The input csv file looks like follows:
C1 C2 C3
apple BANANA Mango
pear PineApple StRaWbeRRy
I want to turn all the data into lower case and output a new csv file that looks like:
C1 C2 C3
apple banana mango
pear pineapple strawberry
So far I can iterate through the input csv file and turn all the values into lower case but I don't know how to rewrite it back into a csv file in that format. The code I have is:
def clean (input)
aList = []
file = open(input, "r")
reader = csv.reader(file, delimiter = ',')
next(reader, None) # Skip the header but I want to preserve it in the output csv file
for row in reader:
for col in row:
aList.append(col.lower())
So now I have a list with all the lowercase data, how do I rewrite it back into a csv file of the same format (same number of rows and columns) as the input including the header row that I skipped in the code.
Upvotes: 4
Views: 75085
Reputation: 11776
Pandas way:
Read the file using pandas and get the dataframe. Then you can simply use lower()
import pandas as pd
def conversion(text):
return text.lower()
df = pd.read_csv(file_path)
df[column_name] = df[column_name].map(conversion)
Or even a single liner:
df[column_name] = df[column_name].apply(lambda x: x.lower()) # If you have nan or other non-string values, you may need to convert x to string first like str(x).lower()

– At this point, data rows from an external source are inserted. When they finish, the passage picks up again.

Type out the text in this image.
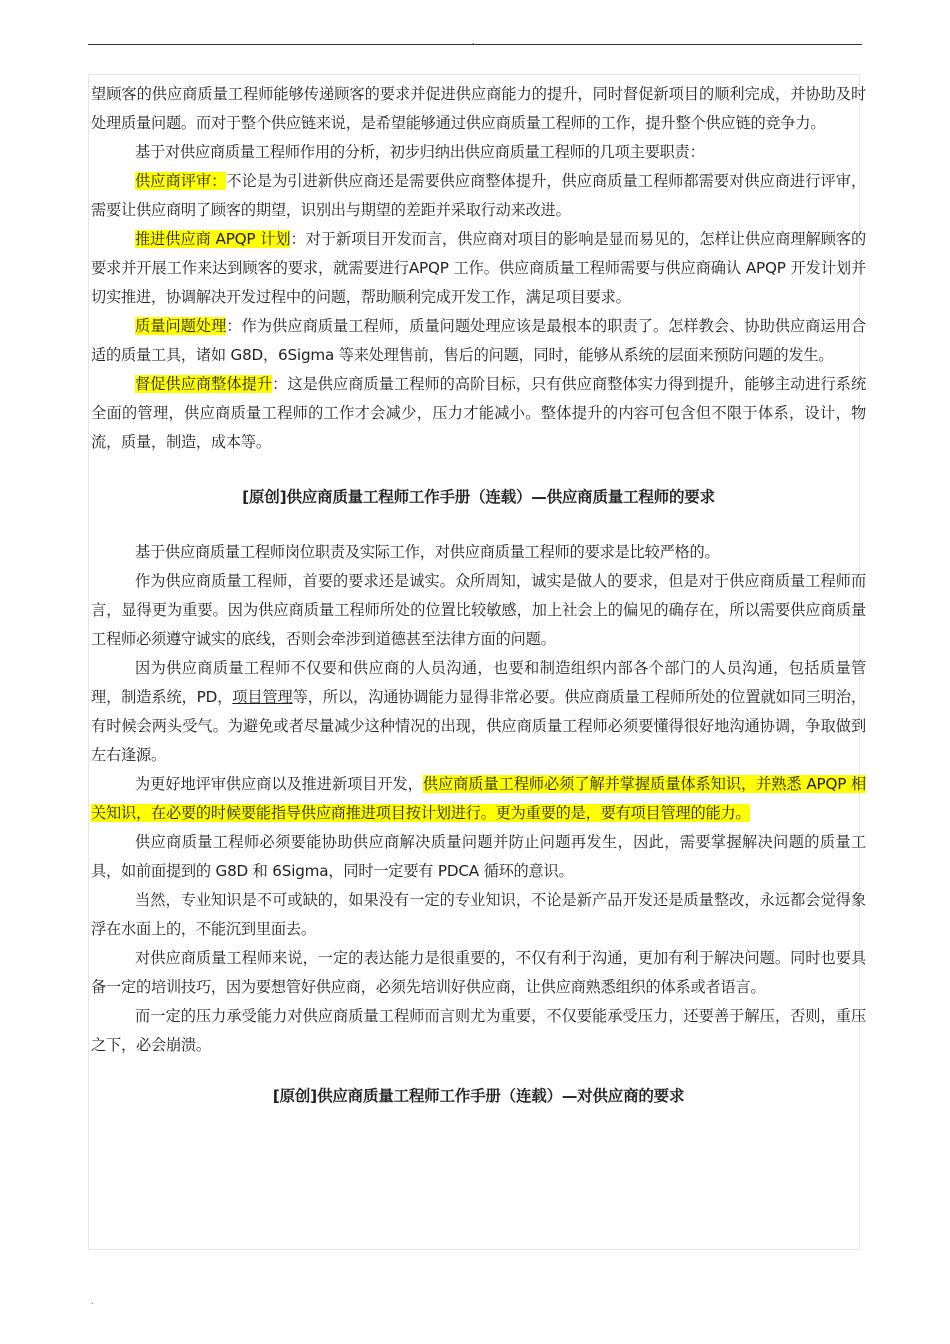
.

望顾客的供应商质量工程师能够传递顾客的要求并促进供应商能力的提升，同时督促新项目的顺利完成，并协助及时处理质量问题。而对于整个供应链来说，是希望能够通过供应商质量工程师的工作，提升整个供应链的竞争力。

基于对供应商质量工程师作用的分析，初步归纳出供应商质量工程师的几项主要职责：

供应商评审：不论是为引进新供应商还是需要供应商整体提升，供应商质量工程师都需要对供应商进行评审，需要让供应商明了顾客的期望，识别出与期望的差距并采取行动来改进。

推进供应商 APQP 计划：对于新项目开发而言，供应商对项目的影响是显而易见的，怎样让供应商理解顾客的要求并开展工作来达到顾客的要求，就需要进行APQP 工作。供应商质量工程师需要与供应商确认 APQP 开发计划并切实推进，协调解决开发过程中的问题，帮助顺利完成开发工作，满足项目要求。

质量问题处理：作为供应商质量工程师，质量问题处理应该是最根本的职责了。怎样教会、协助供应商运用合适的质量工具，诸如 G8D，6Sigma 等来处理售前，售后的问题，同时，能够从系统的层面来预防问题的发生。

督促供应商整体提升：这是供应商质量工程师的高阶目标，只有供应商整体实力得到提升，能够主动进行系统全面的管理，供应商质量工程师的工作才会减少，压力才能减小。整体提升的内容可包含但不限于体系，设计，物流，质量，制造，成本等。

[原创]供应商质量工程师工作手册（连载）—供应商质量工程师的要求

基于供应商质量工程师岗位职责及实际工作，对供应商质量工程师的要求是比较严格的。

作为供应商质量工程师，首要的要求还是诚实。众所周知，诚实是做人的要求，但是对于供应商质量工程师而言，显得更为重要。因为供应商质量工程师所处的位置比较敏感，加上社会上的偏见的确存在，所以需要供应商质量工程师必须遵守诚实的底线，否则会牵涉到道德甚至法律方面的问题。

因为供应商质量工程师不仅要和供应商的人员沟通，也要和制造组织内部各个部门的人员沟通，包括质量管理，制造系统，PD，项目管理等，所以，沟通协调能力显得非常必要。供应商质量工程师所处的位置就如同三明治，有时候会两头受气。为避免或者尽量减少这种情况的出现，供应商质量工程师必须要懂得很好地沟通协调，争取做到左右逢源。

为更好地评审供应商以及推进新项目开发，供应商质量工程师必须了解并掌握质量体系知识，并熟悉 APQP 相关知识，在必要的时候要能指导供应商推进项目按计划进行。更为重要的是，要有项目管理的能力。

供应商质量工程师必须要能协助供应商解决质量问题并防止问题再发生，因此，需要掌握解决问题的质量工具，如前面提到的 G8D 和 6Sigma，同时一定要有 PDCA 循环的意识。

当然，专业知识是不可或缺的，如果没有一定的专业知识，不论是新产品开发还是质量整改，永远都会觉得象浮在水面上的，不能沉到里面去。

对供应商质量工程师来说，一定的表达能力是很重要的，不仅有利于沟通，更加有利于解决问题。同时也要具备一定的培训技巧，因为要想管好供应商，必须先培训好供应商，让供应商熟悉组织的体系或者语言。

而一定的压力承受能力对供应商质量工程师而言则尤为重要，不仅要能承受压力，还要善于解压，否则，重压之下，必会崩溃。

[原创]供应商质量工程师工作手册（连载）—对供应商的要求
.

Then you can save it using to_csv function
Upvotes: 11
Reputation: 4992
the easiest way that i found is as follows
let the initial CSV
file name be test.csv
with open('test.csv','r') as f:
with open('cleaned.csv','w') as ff:
ff.write(f.readline())
ff.write(f.read().lower())
the above code will create a new csv with all lower case
Upvotes: 0
Reputation: 5388
If you want to use csv module for all then use following code snippet.
import os
import csv
def clean(input):
tmpFile = "tmp.csv"
with open(input, "r") as file, open(tmpFile, "w") as outFile:
reader = csv.reader(file, delimiter=',')
writer = csv.writer(outFile, delimiter=',')
header = next(reader)
writer.writerow(header)
for row in reader:
colValues = []
for col in row:
colValues.append(col.lower())
writer.writerow(colValues)
os.rename(tmpFile, input)
Upvotes: 3
Reputation: 2637
If all you want to do is change the case of the data and preserve everything else you might be best to skip the csv module and just use a straight file eg:
# Open both files
with open("infile.csv") as f_in, open("outfile.csv", 'w') as f_out:
# Write header unchanged
header = f_in.readline()
f_out.write(header)
# Transform the rest of the lines
for line in f_in:
f_out.write(line.lower())
Upvotes: 5